The first is to take dinosaurs and other extinct creatures and place them in the oceans. They may walk the bottom or they could be actual marine creatures with or without gills. If they are animals with lungs, people will know of them because of the death toll to fishermen. Gilled dinosaurs may never surface, at least while they live. Instead they are a suprise for the PCs when they go hunting for sunken treasure.

 

The second is to use existing animals and plants, everything from fleas to elephants to monsters. The depth that vegetation can survive can be altered by the GM, thus allowing forests to grow down to the treeline. Everything below that should be considered a desert, if a rather wet one.

 

The third is to use Ages. Instead of an Age of Dinosaurs, there was an Age of Plants when the gods were working on normal and fantastic vegetation. And there could be Ages of Goblinoids, Fey, Giants, Dragons, Elementals (native), etc.
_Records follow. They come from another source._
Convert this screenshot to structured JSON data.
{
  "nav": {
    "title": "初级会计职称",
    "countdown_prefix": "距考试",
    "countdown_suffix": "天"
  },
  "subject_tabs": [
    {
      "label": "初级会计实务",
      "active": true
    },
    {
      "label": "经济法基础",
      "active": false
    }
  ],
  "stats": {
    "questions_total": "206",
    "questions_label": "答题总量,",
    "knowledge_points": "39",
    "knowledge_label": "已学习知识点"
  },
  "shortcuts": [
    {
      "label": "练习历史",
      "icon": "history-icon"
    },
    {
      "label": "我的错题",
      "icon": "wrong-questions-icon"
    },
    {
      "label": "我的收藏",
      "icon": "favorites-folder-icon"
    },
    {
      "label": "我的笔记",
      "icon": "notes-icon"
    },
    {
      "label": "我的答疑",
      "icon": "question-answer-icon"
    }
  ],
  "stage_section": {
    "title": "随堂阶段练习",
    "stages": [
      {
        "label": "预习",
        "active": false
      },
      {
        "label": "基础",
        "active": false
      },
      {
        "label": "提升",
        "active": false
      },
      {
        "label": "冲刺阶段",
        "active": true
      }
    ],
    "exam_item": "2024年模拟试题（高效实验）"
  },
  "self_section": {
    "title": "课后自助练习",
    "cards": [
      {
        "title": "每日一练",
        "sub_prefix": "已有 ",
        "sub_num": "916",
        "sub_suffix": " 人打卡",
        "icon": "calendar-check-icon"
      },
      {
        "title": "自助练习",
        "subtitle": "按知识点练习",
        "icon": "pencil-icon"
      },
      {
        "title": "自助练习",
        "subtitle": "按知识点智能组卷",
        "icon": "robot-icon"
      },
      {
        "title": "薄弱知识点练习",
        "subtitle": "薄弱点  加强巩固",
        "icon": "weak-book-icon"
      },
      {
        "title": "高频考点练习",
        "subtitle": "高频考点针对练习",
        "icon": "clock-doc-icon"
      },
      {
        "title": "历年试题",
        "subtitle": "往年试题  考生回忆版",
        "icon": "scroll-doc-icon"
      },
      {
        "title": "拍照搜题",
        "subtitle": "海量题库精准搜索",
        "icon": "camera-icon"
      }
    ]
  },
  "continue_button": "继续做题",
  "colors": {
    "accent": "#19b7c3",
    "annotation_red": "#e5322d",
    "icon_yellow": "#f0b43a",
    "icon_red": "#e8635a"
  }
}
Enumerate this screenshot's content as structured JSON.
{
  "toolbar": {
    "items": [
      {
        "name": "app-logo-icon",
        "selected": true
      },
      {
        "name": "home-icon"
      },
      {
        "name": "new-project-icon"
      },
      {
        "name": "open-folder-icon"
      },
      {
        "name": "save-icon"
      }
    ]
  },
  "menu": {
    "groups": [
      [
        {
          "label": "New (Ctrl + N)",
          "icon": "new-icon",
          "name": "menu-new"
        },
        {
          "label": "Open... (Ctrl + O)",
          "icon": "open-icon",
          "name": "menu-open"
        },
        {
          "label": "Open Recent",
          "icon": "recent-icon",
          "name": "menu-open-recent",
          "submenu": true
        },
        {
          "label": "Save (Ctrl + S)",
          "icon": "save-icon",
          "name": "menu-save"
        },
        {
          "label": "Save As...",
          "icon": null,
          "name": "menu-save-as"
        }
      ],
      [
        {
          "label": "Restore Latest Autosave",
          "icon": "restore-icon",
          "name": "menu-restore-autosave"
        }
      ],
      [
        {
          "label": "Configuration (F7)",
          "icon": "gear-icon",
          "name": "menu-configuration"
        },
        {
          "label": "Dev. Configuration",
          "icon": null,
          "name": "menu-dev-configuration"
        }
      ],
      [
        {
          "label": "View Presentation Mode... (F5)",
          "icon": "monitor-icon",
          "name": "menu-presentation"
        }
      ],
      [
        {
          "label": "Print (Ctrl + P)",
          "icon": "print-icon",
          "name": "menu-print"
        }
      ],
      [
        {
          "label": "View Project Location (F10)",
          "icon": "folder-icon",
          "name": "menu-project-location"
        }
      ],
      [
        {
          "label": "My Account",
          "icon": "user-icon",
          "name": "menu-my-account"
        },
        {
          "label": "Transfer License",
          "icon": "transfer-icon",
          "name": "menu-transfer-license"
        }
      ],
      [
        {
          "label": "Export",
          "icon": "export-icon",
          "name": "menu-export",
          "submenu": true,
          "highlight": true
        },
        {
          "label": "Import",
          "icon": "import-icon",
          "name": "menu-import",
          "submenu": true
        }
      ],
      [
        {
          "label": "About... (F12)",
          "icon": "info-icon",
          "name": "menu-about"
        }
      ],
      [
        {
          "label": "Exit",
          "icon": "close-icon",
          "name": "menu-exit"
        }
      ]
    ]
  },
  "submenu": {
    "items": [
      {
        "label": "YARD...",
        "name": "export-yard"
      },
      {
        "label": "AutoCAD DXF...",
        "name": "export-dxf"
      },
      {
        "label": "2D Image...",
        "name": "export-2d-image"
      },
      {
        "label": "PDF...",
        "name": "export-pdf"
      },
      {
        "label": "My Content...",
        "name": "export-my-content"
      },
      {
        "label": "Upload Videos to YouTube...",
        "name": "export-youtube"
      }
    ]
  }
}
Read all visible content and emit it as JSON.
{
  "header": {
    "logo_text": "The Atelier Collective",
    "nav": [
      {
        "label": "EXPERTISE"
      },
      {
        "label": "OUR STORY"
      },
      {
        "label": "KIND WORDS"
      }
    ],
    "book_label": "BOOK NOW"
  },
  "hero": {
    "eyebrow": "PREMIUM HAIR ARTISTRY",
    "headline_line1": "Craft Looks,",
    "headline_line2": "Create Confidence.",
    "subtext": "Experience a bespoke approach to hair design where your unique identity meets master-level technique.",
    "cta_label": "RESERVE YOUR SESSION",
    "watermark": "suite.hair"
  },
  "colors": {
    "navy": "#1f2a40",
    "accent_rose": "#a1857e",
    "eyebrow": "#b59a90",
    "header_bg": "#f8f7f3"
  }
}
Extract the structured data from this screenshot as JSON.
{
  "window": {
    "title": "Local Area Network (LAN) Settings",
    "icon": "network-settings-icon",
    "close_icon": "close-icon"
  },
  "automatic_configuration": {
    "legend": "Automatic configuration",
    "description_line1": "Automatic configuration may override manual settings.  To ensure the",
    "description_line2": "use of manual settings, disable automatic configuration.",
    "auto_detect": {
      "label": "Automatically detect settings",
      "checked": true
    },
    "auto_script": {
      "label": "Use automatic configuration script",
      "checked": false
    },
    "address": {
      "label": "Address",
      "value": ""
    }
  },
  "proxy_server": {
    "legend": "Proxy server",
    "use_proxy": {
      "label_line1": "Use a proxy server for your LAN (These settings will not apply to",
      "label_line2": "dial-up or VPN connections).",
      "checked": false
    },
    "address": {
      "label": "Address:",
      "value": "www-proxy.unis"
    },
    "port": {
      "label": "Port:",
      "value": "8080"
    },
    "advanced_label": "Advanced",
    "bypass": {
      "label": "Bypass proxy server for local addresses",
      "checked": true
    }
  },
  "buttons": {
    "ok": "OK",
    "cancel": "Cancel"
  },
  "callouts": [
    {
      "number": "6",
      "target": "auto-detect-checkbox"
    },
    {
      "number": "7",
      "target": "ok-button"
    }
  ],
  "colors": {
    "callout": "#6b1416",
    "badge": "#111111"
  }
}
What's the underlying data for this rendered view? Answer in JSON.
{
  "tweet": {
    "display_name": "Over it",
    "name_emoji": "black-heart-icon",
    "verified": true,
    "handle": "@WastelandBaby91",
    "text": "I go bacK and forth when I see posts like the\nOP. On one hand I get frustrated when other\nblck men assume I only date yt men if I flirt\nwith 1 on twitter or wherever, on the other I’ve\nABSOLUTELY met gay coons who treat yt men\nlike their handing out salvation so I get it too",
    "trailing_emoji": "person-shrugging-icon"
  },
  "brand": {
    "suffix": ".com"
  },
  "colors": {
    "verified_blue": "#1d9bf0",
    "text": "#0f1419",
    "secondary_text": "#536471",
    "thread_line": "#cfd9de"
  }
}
They are made into aquatic species to populate the oceans.

 

The fourth is to use cultural mythologies. Norse, Greek, Seneca, Zulu, etc. This uses terrestrial monsters from those mythologies to populate the oceans.

 

And then there was the Age of Animals. This uses noble animals (ala The Noble Wild) or animals the civilized creature template in Rite Publishing's Book of Monster Templates. They were cast into the oceans or deep underground after humanoids were created.

 

In most cases the GM needs to apply a marine or amphibious template or otherwise adapt the creatures to life underwater or a template for life underground. In other cases, the creatures use their normal stats except they can not survive out of water for very long. In settings with evolution (or god who like tinkering with their creations), there could be families of former surface dwellers, some completely marine, some amphibious and possibly some (newly) terrestrial. They went into the oceans and came back out, altered by their ancestry.

 

Variations of this could be life started in the oceans (so the PCs are fish or seal people), life started underground (PCs are mole or cave cricket people), life started in space (got me, aberrations possibly?), or a more restricted version of life started on land (everything is derived from mountain goats and snow leopards or bison and wolves from the plains or even island dwellers).

 

As for Mutant Future, there are three sources of these kinds of creatures, both rather obvious. The Elder People probably created a lot of them just because they could. These creatures were well adapted to life in the oceans and the survivors' decendants have few drawbacks that would inhibit life underwater. Mutants are the opposite- they are usually very poorly adapted to life in the seas. The reasons they remain there are predation or a drawback that either removes or modifies their lungs so that they can not breathe air. Cyborgs with inherited implants (nanites that grow implants during development) are pretty much in the same boat as mutants. They can survive underwater but their bodies are not well adapted to living in such conditions. For both, it is going to take time for evolve better bodies. And, of course that means extinction for some and a lot of dead for the rest.